Mondwasser
Mondwasser umfasst Eis und gebundene Wassermoleküle auf dem Mond, besonders in dauerhaft beschatteten Kratern der Polarregionen.
Mondwasser hat das Bild des Mondes stark verändert. Lange galt der Mond als weitgehend trocken. Heute ist klar, dass es unterschiedliche Formen von Wasser oder wasserähnlichen Verbindungen auf und im Mondmaterial gibt.
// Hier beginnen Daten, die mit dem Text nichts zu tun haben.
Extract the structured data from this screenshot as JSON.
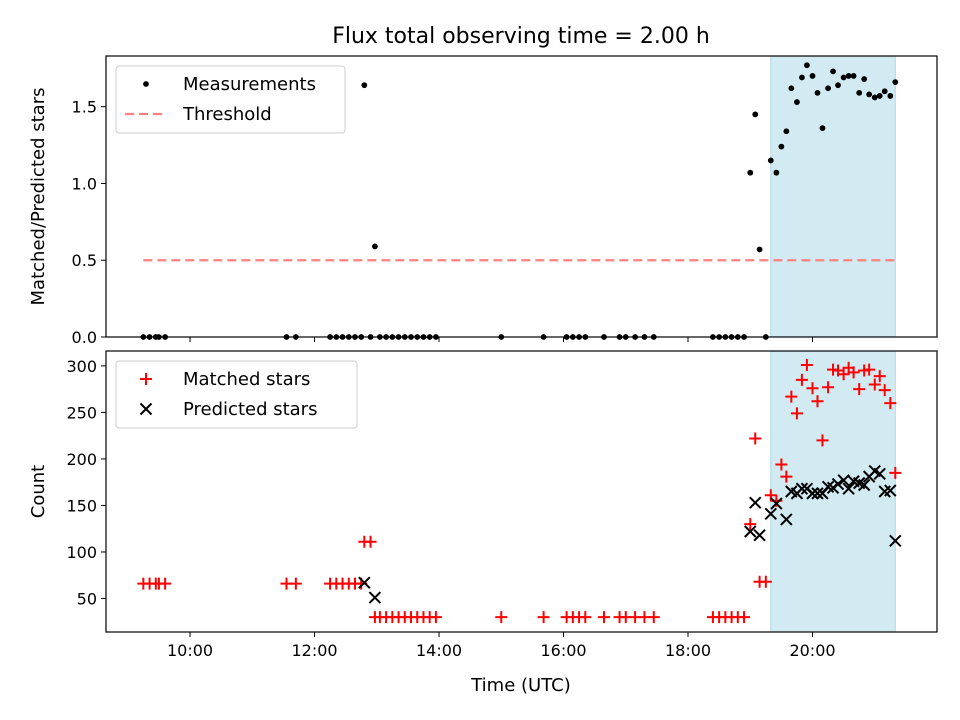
{
  "chart_data": {
    "title": "Flux total observing time = 2.00 h",
    "xlabel": "Time (UTC)",
    "x_unit": "decimal hours UTC",
    "xlim": [
      8.65,
      22.0
    ],
    "x_ticks": [
      10,
      12,
      14,
      16,
      18,
      20
    ],
    "x_tick_labels": [
      "10:00",
      "12:00",
      "14:00",
      "16:00",
      "18:00",
      "20:00"
    ],
    "highlight": {
      "x_start": 19.33,
      "x_end": 21.33,
      "color": "#add8e6"
    },
    "panels": [
      {
        "type": "scatter",
        "ylabel": "Matched/Predicted stars",
        "ylim": [
          0,
          1.83
        ],
        "y_ticks": [
          0.0,
          0.5,
          1.0,
          1.5
        ],
        "y_tick_labels": [
          "0.0",
          "0.5",
          "1.0",
          "1.5"
        ],
        "legend_position": "top-left",
        "series": [
          {
            "name": "Measurements",
            "marker": "dot",
            "color": "#000000",
            "points": [
              [
                9.25,
                0
              ],
              [
                9.35,
                0
              ],
              [
                9.45,
                0
              ],
              [
                9.5,
                0
              ],
              [
                9.6,
                0
              ],
              [
                11.55,
                0
              ],
              [
                11.7,
                0
              ],
              [
                12.25,
                0
              ],
              [
                12.35,
                0
              ],
              [
                12.45,
                0
              ],
              [
                12.55,
                0
              ],
              [
                12.65,
                0
              ],
              [
                12.75,
                0
              ],
              [
                12.8,
                1.64
              ],
              [
                12.9,
                0
              ],
              [
                12.97,
                0.59
              ],
              [
                13.05,
                0
              ],
              [
                13.15,
                0
              ],
              [
                13.25,
                0
              ],
              [
                13.35,
                0
              ],
              [
                13.45,
                0
              ],
              [
                13.55,
                0
              ],
              [
                13.65,
                0
              ],
              [
                13.75,
                0
              ],
              [
                13.85,
                0
              ],
              [
                13.95,
                0
              ],
              [
                15.0,
                0
              ],
              [
                15.68,
                0
              ],
              [
                16.05,
                0
              ],
              [
                16.15,
                0
              ],
              [
                16.25,
                0
              ],
              [
                16.35,
                0
              ],
              [
                16.65,
                0
              ],
              [
                16.9,
                0
              ],
              [
                17.0,
                0
              ],
              [
                17.15,
                0
              ],
              [
                17.3,
                0
              ],
              [
                17.45,
                0
              ],
              [
                18.4,
                0
              ],
              [
                18.5,
                0
              ],
              [
                18.6,
                0
              ],
              [
                18.7,
                0
              ],
              [
                18.8,
                0
              ],
              [
                18.9,
                0
              ],
              [
                19.0,
                1.07
              ],
              [
                19.08,
                1.45
              ],
              [
                19.15,
                0.57
              ],
              [
                19.25,
                0
              ],
              [
                19.33,
                1.15
              ],
              [
                19.42,
                1.07
              ],
              [
                19.5,
                1.24
              ],
              [
                19.58,
                1.34
              ],
              [
                19.66,
                1.62
              ],
              [
                19.75,
                1.53
              ],
              [
                19.83,
                1.69
              ],
              [
                19.91,
                1.77
              ],
              [
                20.0,
                1.7
              ],
              [
                20.08,
                1.59
              ],
              [
                20.16,
                1.36
              ],
              [
                20.25,
                1.62
              ],
              [
                20.33,
                1.73
              ],
              [
                20.41,
                1.64
              ],
              [
                20.5,
                1.69
              ],
              [
                20.58,
                1.7
              ],
              [
                20.66,
                1.7
              ],
              [
                20.75,
                1.59
              ],
              [
                20.83,
                1.68
              ],
              [
                20.91,
                1.58
              ],
              [
                21.0,
                1.56
              ],
              [
                21.08,
                1.57
              ],
              [
                21.16,
                1.6
              ],
              [
                21.25,
                1.57
              ],
              [
                21.33,
                1.66
              ]
            ]
          },
          {
            "name": "Threshold",
            "marker": "dashed-line",
            "color": "#ff8080",
            "points": [
              [
                9.25,
                0.5
              ],
              [
                21.33,
                0.5
              ]
            ]
          }
        ]
      },
      {
        "type": "scatter",
        "ylabel": "Count",
        "ylim": [
          14,
          316
        ],
        "y_ticks": [
          50,
          100,
          150,
          200,
          250,
          300
        ],
        "y_tick_labels": [
          "50",
          "100",
          "150",
          "200",
          "250",
          "300"
        ],
        "legend_position": "top-left",
        "series": [
          {
            "name": "Matched stars",
            "marker": "plus",
            "color": "#ff0000",
            "points": [
              [
                9.25,
                66
              ],
              [
                9.35,
                66
              ],
              [
                9.45,
                66
              ],
              [
                9.5,
                66
              ],
              [
                9.6,
                66
              ],
              [
                11.55,
                66
              ],
              [
                11.7,
                66
              ],
              [
                12.25,
                66
              ],
              [
                12.35,
                66
              ],
              [
                12.45,
                66
              ],
              [
                12.55,
                66
              ],
              [
                12.65,
                66
              ],
              [
                12.75,
                66
              ],
              [
                12.8,
                111
              ],
              [
                12.9,
                111
              ],
              [
                12.97,
                30
              ],
              [
                13.05,
                30
              ],
              [
                13.15,
                30
              ],
              [
                13.25,
                30
              ],
              [
                13.35,
                30
              ],
              [
                13.45,
                30
              ],
              [
                13.55,
                30
              ],
              [
                13.65,
                30
              ],
              [
                13.75,
                30
              ],
              [
                13.85,
                30
              ],
              [
                13.95,
                30
              ],
              [
                15.0,
                30
              ],
              [
                15.68,
                30
              ],
              [
                16.05,
                30
              ],
              [
                16.15,
                30
              ],
              [
                16.25,
                30
              ],
              [
                16.35,
                30
              ],
              [
                16.65,
                30
              ],
              [
                16.9,
                30
              ],
              [
                17.0,
                30
              ],
              [
                17.15,
                30
              ],
              [
                17.3,
                30
              ],
              [
                17.45,
                30
              ],
              [
                18.4,
                30
              ],
              [
                18.5,
                30
              ],
              [
                18.6,
                30
              ],
              [
                18.7,
                30
              ],
              [
                18.8,
                30
              ],
              [
                18.9,
                30
              ],
              [
                19.0,
                130
              ],
              [
                19.08,
                222
              ],
              [
                19.15,
                68
              ],
              [
                19.25,
                68
              ],
              [
                19.33,
                161
              ],
              [
                19.42,
                155
              ],
              [
                19.5,
                194
              ],
              [
                19.58,
                181
              ],
              [
                19.66,
                267
              ],
              [
                19.75,
                249
              ],
              [
                19.83,
                285
              ],
              [
                19.91,
                301
              ],
              [
                20.0,
                276
              ],
              [
                20.08,
                262
              ],
              [
                20.16,
                220
              ],
              [
                20.25,
                277
              ],
              [
                20.33,
                296
              ],
              [
                20.41,
                295
              ],
              [
                20.5,
                291
              ],
              [
                20.58,
                298
              ],
              [
                20.66,
                293
              ],
              [
                20.75,
                275
              ],
              [
                20.83,
                295
              ],
              [
                20.91,
                296
              ],
              [
                21.0,
                280
              ],
              [
                21.08,
                289
              ],
              [
                21.16,
                274
              ],
              [
                21.25,
                260
              ],
              [
                21.33,
                185
              ]
            ]
          },
          {
            "name": "Predicted stars",
            "marker": "x",
            "color": "#000000",
            "points": [
              [
                12.8,
                67
              ],
              [
                12.97,
                51
              ],
              [
                19.0,
                122
              ],
              [
                19.08,
                153
              ],
              [
                19.15,
                118
              ],
              [
                19.33,
                141
              ],
              [
                19.42,
                152
              ],
              [
                19.58,
                135
              ],
              [
                19.66,
                165
              ],
              [
                19.75,
                163
              ],
              [
                19.83,
                168
              ],
              [
                19.91,
                168
              ],
              [
                20.0,
                163
              ],
              [
                20.08,
                163
              ],
              [
                20.16,
                163
              ],
              [
                20.25,
                170
              ],
              [
                20.33,
                169
              ],
              [
                20.41,
                173
              ],
              [
                20.5,
                177
              ],
              [
                20.58,
                168
              ],
              [
                20.66,
                176
              ],
              [
                20.75,
                174
              ],
              [
                20.83,
                172
              ],
              [
                20.91,
                181
              ],
              [
                21.0,
                187
              ],
              [
                21.08,
                184
              ],
              [
                21.16,
                165
              ],
              [
                21.25,
                166
              ],
              [
                21.33,
                112
              ]
            ]
          }
        ]
      }
    ]
  }
}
Besonders wichtig sind dauerhaft beschattete Krater in der Nähe der Pole. Dort erreicht Sonnenlicht den Boden nie direkt, und Temperaturen können so niedrig sein, dass Eis über sehr lange Zeit erhalten bleibt.
Mehrere Missionen trugen zur Entdeckung bei. Chandrayaan-1 fand mit dem NASA-Instrument Moon Mineralogy Mapper Hinweise auf Wasser- und Hydroxyl-Signaturen. LCROSS bestätigte 2009 Wassereis, indem eine Raketenstufe in den Krater Cabeus einschlug und die aufgewirbelte Wolke analysiert wurde. Später zeigte SOFIA, dass Wassermoleküle auch auf sonnenbeschienenen Teilen der Mondoberfläche vorhanden sein können, wenn auch in sehr geringen Konzentrationen.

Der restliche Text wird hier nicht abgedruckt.